Sobering thread. Sorry some of you guys are having a rough time. I can totally sympathize.

@¡Andrew!: I don’t understand the idea behind student loans. I don’t get it.

@Benedick HRH KFC:

Officially: We get to enjoy our personal responsibility in the ownership society by saddling our future selves with huge non-dischargable mega-debts that something… something… encourage us to make profitable career decisions? I dunno what. Helping people through state paid tuition is evil?

Unofficially: The reality is that it’s the new indentured servitude. The sadistic psychopaths that control our economic and political systems need the proles that are intelligent enough to respond to education to be leveraged to the hilt and in a constant state of fear and anxiety of losing their livelihoods in order to ensure that they don’t cause too much trouble in the tragic event that they achieve class consciousness.

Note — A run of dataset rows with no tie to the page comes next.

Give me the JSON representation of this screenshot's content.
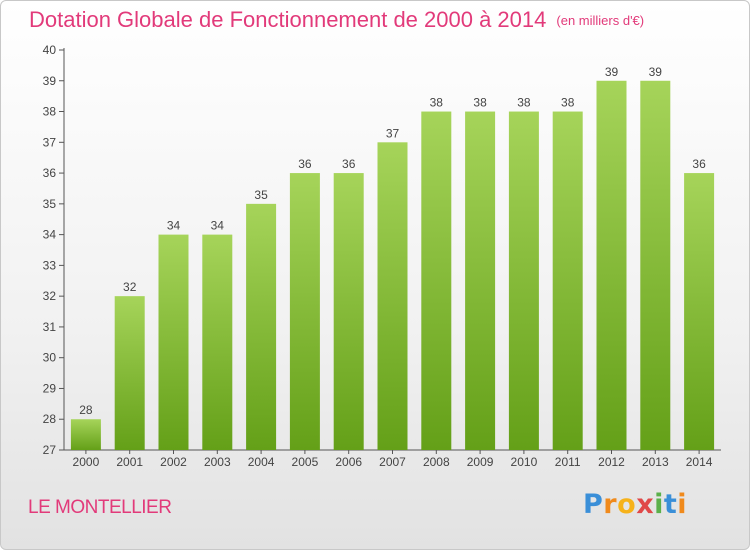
{
  "title": "Dotation Globale de Fonctionnement de 2000 à 2014",
  "unit": "(en milliers d'€)",
  "town": "LE MONTELLIER",
  "logo": {
    "p": "P",
    "r": "r",
    "o": "o",
    "x": "x",
    "i1": "i",
    "t": "t",
    "i2": "i"
  },
  "colors": {
    "title": "#e23a7a",
    "bar_top": "#a6d45a",
    "bar_bottom": "#64a018"
  },
  "chart_data": {
    "type": "bar",
    "title": "Dotation Globale de Fonctionnement de 2000 à 2014",
    "categories": [
      "2000",
      "2001",
      "2002",
      "2003",
      "2004",
      "2005",
      "2006",
      "2007",
      "2008",
      "2009",
      "2010",
      "2011",
      "2012",
      "2013",
      "2014"
    ],
    "values": [
      28,
      32,
      34,
      34,
      35,
      36,
      36,
      37,
      38,
      38,
      38,
      38,
      39,
      39,
      36
    ],
    "ylim": [
      27,
      40
    ],
    "yticks": [
      27,
      28,
      29,
      30,
      31,
      32,
      33,
      34,
      35,
      36,
      37,
      38,
      39,
      40
    ],
    "grid": false,
    "xlabel": "",
    "ylabel": ""
  }
}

@¡Andrew!: Darling, I know. What better way to cow the brightest and best to the tow? The most efficient way to stifle dissent apart from gulags and blacklists is debt. “Yes, Cheryl, tell us what you think. And if Harvard don’t like it we will leave you exposed to Mad Dog Collection Agency: We Fuck Bitchez.

This is why you must not give up on our sainted holy preznit and his fighting Dems. It’s either them or Raoul on the barricades (musical theatre ref: ask noje; he’s got all the recordings even Tokyo) and I’ve got my pitiful retirement fund to consider. The other end of student loans.

Speaking of which, my union pension kicked in. (You can claim at 35. I just made it. So you can be still totally Armani cute) That monthly deposit is all kinds of reassuring.

@¡Andrew!: Whatever happened to grants and scholarships, for crying out loud? Or being able to pay a good chunk of the tuition with work-study income? The non-dischargeable element of student loans is the worst perversity I can imagine.

@¡Andrew!: Either you are studying in sociamalistic heaven or the rest of the future MBAs around you don’t realize that the degree stands for More Bad Ass.

I hope they play Gang of Four at commencement. Jon and Andy never got their proper due.

@Nabisco: Ha! We probably couldn’t get Gang of Four, but maybe they’ll let me karaoke some Bad Company. I’ll be practicing on my trip to Japan next month.

@¡Andrew!: Watashi wa Nippon ni imasu – we should stinque up the joint.

@SanFranLefty: I earned an academic scholarship which covers about 10% of my tuition. They’re still around, but they ain’t what they used to be.

@¡Andrew!: Please wear that Paul Rodgers get up.

Where the hell is DrinkyClown Huh?

@Nabisco: Hell yeah! I’ll be in Fukuoka from August 28th to September 2nd, and then Nagasaki from September 2nd to September 6th. I’m going with a group from school, and we’ll be visiting Lexus’s manufacturing facilities and Asahi breweries among others. After that we’re heading to Busan and Seoul, South Korea. Will you be in Japan then?

@¡Andrew!: I may be here through the 30th, but I’m in Tokyo. Let’s chat more the closer it gets.

I toured the Toyota city/facilities just over 10 years ago, and even got to drive one of their prototype Humvee knockoffs, it was a blast. Both Busan and Seoul are also old haunting grounds – Copa Mundial 2002 in the house!

@JNOV: He’s still on the Book of Faces. Maybe he lost his Stinque log-in password like baked?

/mama hen herding her chicks

@JNOV: Passed out in a gutter somewhere I shouldn’t wonder.